Il relatore per il Parlamento europeo Dieter-Lebrecht Koch (PPE, DE) ha definito la comunicazione strategica sulla sicurezza stradale proposta dalla Commissione europea nel 2010 ("Verso uno spazio europeo della sicurezza stradale: orientamenti 2011-2020 per la sicurezza stradale") come "troppo vaga, troppo timida e inadeguata".
Proteggere i bambini
Le misure richieste dal Parlamento europeo sono anche volte a ridurre del 60% il numero di bambini vittime di incidenti stradali e del 40% di coloro che rimangono feriti. Fra le varie misure, il Parlamento propone di limitare la velocità di guida a 30 km/h nelle zone residenziali e su strade con una sola carreggiata sprovviste di piste ciclabili e considera necessaria anche un'adeguata educazione sulla sicurezza stradale dei bambini sin dalla tenera età.
Vederci chiaramente a qualsiasi età...
I deputati chiedono che tutti coloro in possesso di una patente di guida si sottopongano ogni dieci anni, e ogni cinque anni per gli over 65, ad un test per la vista. Inoltre, tutte quelle sostanze o farmaci che possono in qualche modo influenzare la capacità di guida, dovranno essere sistematicamente individuate e se nel caso considerate incompatibili con una guida sicura. Infine, conducenti professionisti e principianti (per i primi due anni) dovranno evitare l'uso di bevande alcoliche prima di guidare.
... Ed essere visti
Corpetti ad alta visibilità dovranno essere disponibili per tutti gli occupanti del veicolo e allo stesso tempo si dovrà incoraggiare maggiormente l'uso del casco e, al calar della notte, di corpetti riflettenti per i ciclisti.

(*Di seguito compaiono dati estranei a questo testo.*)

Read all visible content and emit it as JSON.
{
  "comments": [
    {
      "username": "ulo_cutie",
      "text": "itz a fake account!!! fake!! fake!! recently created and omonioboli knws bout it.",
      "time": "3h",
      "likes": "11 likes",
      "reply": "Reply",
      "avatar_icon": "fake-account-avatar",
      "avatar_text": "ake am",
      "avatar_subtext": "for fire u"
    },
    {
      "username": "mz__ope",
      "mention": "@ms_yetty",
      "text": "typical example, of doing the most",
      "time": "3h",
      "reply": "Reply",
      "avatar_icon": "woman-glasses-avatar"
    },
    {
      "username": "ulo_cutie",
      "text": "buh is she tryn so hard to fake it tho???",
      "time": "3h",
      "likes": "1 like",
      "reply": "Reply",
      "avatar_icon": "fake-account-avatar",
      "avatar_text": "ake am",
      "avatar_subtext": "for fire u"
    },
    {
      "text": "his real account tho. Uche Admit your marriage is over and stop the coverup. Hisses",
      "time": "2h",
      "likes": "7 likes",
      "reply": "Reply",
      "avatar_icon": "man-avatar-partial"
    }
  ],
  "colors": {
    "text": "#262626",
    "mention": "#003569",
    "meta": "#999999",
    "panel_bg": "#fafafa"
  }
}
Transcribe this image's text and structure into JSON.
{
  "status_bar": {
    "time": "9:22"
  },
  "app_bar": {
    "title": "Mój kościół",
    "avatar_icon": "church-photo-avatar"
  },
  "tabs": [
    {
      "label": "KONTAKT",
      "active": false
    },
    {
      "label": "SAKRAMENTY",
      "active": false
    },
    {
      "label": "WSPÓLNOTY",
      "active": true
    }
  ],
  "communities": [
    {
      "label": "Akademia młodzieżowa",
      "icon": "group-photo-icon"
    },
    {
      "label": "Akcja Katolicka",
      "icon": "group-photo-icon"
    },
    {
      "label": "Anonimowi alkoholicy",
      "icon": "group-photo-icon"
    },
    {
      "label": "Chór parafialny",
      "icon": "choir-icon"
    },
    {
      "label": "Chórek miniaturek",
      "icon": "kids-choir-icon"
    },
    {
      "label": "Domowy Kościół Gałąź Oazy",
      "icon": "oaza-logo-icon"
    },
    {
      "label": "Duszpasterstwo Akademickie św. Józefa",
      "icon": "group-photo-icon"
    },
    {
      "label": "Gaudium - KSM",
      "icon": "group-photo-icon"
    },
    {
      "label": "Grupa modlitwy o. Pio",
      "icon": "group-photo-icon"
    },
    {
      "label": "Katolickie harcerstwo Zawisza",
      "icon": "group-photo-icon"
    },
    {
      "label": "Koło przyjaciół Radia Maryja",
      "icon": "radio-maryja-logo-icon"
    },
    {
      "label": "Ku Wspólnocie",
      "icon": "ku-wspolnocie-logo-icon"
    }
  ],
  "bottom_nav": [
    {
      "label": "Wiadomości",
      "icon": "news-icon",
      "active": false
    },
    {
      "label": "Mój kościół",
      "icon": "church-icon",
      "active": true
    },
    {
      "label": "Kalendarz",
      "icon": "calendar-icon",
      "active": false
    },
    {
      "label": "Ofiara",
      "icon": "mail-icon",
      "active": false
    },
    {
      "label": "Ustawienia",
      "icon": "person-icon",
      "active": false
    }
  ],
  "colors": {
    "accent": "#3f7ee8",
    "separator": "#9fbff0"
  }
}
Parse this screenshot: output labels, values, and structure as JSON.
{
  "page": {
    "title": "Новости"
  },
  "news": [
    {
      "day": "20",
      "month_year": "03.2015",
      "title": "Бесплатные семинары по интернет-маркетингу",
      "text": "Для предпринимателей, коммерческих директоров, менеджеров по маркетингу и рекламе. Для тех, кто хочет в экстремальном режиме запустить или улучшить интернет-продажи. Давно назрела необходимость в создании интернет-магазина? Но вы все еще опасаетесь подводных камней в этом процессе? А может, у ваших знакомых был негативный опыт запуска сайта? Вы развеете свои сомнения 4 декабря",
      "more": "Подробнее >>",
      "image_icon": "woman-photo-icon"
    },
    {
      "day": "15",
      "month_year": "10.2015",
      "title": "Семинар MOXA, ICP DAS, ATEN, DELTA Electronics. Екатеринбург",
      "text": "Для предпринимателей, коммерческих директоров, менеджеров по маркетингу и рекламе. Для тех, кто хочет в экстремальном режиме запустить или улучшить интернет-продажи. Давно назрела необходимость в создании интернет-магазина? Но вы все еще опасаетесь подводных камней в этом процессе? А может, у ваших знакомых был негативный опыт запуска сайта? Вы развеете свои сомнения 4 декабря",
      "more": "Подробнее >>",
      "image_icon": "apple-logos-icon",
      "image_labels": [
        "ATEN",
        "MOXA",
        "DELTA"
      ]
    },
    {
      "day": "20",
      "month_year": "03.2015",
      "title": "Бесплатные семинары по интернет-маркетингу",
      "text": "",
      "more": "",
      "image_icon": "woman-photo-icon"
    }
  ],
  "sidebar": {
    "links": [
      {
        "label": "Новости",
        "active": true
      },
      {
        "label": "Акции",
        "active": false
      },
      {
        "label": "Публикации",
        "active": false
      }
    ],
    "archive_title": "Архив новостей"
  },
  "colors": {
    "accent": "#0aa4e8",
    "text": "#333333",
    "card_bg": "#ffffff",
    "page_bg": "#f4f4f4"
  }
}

In generale, i deputati auspicano per un'armonizzazione delle regole sulla sicurezza stradale in tutta l'Unione europea e per l'istituzione entro il 2014 di un coordinatore europeo per la sicurezza stradale con il compito di coordinare l'attività tra i Stati membri e le varie autorità e i servizi per garantire la massima efficienza e coerenza.
Alcuni dati
Oggigiorno, il rischio per i motociclisti di essere vittime sulla strada è diciotto volte maggiore che per un automobilista, sette volte superiore per ciclisti e nove più alto per un pedone.
Il 55% degli incidenti mortali accade sulle strade di campagna, il 36% su quelle urbane e il 6% sulle autostrade.
Il costo sociale degli incidenti stradali nell'Unione europea è stimato a 130 miliardi di euro all'anno.